First, we determine whether the conduct in question would not have resulted in the same punishment in the District of Columbia as it did in the disciplining jurisdiction. Second, if the discipline imposed here would be different from that of the disciplining court, we must decide whether the difference between the two is substantial.

In re Salo, 48 A.3d 174, 178 (D.C.2012).

Here, respondent fails to meet the first part of the inquiry, as she does not demonstrate that her misconduct would result in a different sanction in this jurisdiction. Respondent attempts to analogize her case to In re Cohen, 847 A.2d 1162 (D.C.2004), and In re Carter, 887 A.2d 1 (D.C.2005), where attorneys were suspended no more than 180 days as a result of their failure to supervise employees, which resulted in various types of misconduct, including embezzlement of client funds. Respondent's conduct, however, is not analogous to the two cases respondent presents.

In both cases, the court attributed the misconduct to a simple failure to supervise, whereas here, the misconduct cannot credibly be attributed to a single rogue employee and passive failure to supervise. See In re Cohen, 847 A.2d at 1167; In re Carter, 887 A.2d at 16, 17. In two matters where respondent was the attorney of record, she filed bankruptcy petitions without client consent, and in other cases false credit counseling certificates were filed without verifying whether the client had actually received the required counseling. Additionally, respondent did not delegate her authority to a single employee, but rather exposed all her clients to risk by giving her login and password information to her entire staff, without any monitoring system in place. Finally, respondent did not heed warnings of problems in her firm's practice. Despite prior discipline for identical conduct, respondent did not conduct any internal investigation or take any corrective action.

Respondent, therefore, has failed to show her misconduct would not have resulted in this same sanction in this jurisdiction. Additionally, a fitness requirement is particularly important in this matter because all three courts that disciplined respondent were concerned about her ability to practice law and respondent has not yet filed a formal answer with the Committee on Grievances of the United States District Court for the District of Columbia. Given respondent's grave misconduct, her two one-year suspensions in the United States Bankruptcy Court for the Eastern District of Virginia and the United States District Court for the District of Maryland, and noting also the reciprocal discipline imposed by the United States District Court for the District of Columbia, we now impose a suspension of two years.

Accordingly, it is ORDERED that respondent shall be, and hereby is, suspended from the practice of law in the District of Columbia for two years, with reinstatement conditioned upon a showing of fitness.

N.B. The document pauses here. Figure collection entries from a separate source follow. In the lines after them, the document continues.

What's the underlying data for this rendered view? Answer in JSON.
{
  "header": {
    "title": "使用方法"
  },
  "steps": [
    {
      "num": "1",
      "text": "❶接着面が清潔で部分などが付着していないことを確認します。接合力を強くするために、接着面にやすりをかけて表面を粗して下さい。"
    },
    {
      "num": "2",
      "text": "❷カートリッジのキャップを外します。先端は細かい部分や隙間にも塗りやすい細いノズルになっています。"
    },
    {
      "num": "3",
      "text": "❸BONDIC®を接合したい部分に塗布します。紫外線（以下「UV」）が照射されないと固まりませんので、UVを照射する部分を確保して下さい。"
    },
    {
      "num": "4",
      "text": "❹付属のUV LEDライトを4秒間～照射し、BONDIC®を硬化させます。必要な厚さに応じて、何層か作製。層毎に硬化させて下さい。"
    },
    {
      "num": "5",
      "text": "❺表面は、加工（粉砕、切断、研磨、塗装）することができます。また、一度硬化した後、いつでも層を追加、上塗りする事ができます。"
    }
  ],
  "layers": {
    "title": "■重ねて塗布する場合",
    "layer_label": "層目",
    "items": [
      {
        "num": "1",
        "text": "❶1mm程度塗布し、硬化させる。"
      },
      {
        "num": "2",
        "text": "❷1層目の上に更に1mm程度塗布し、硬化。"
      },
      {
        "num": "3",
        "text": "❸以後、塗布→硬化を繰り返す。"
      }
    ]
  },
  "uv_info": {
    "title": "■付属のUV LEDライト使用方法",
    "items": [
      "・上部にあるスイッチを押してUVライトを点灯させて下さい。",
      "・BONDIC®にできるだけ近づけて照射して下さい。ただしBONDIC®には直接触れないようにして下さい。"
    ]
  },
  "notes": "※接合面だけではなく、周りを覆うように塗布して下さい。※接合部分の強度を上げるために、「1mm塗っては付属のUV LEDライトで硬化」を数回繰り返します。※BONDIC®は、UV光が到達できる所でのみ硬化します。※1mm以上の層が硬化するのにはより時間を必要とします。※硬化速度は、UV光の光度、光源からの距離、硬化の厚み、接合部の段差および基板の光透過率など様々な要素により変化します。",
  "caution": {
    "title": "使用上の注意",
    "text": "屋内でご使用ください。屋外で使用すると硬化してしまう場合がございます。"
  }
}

This suspension will be effective as of the date respondent files an affidavit in compliance with D.C. Bar R. XI, § 14(g).

So ordered.

FOOTNOTES

1.  In addition to paying sanctions and restitution costs, totaling over $34,000, respondent must take ethics and professionalism courses, file monthly reports of her activities with the courts, engage the services of a mentor to supervise her practice, and apply for readmission to practice law before the United States District Court for the District of Maryland, and the United States District Court for the District of Columbia.

2.  The letter that respondent provides from her supervising mentor appears to be based solely on information provided by respondent, rather than based on independent investigation of the underlying misconduct. Importantly, the letter is only a preliminary assessment of respondent's practice, as the letter closes by stating, “I think it would be a good idea for us to confer quarterly and meet in your office at least annually until we are each comfortable with terminating my involvement.”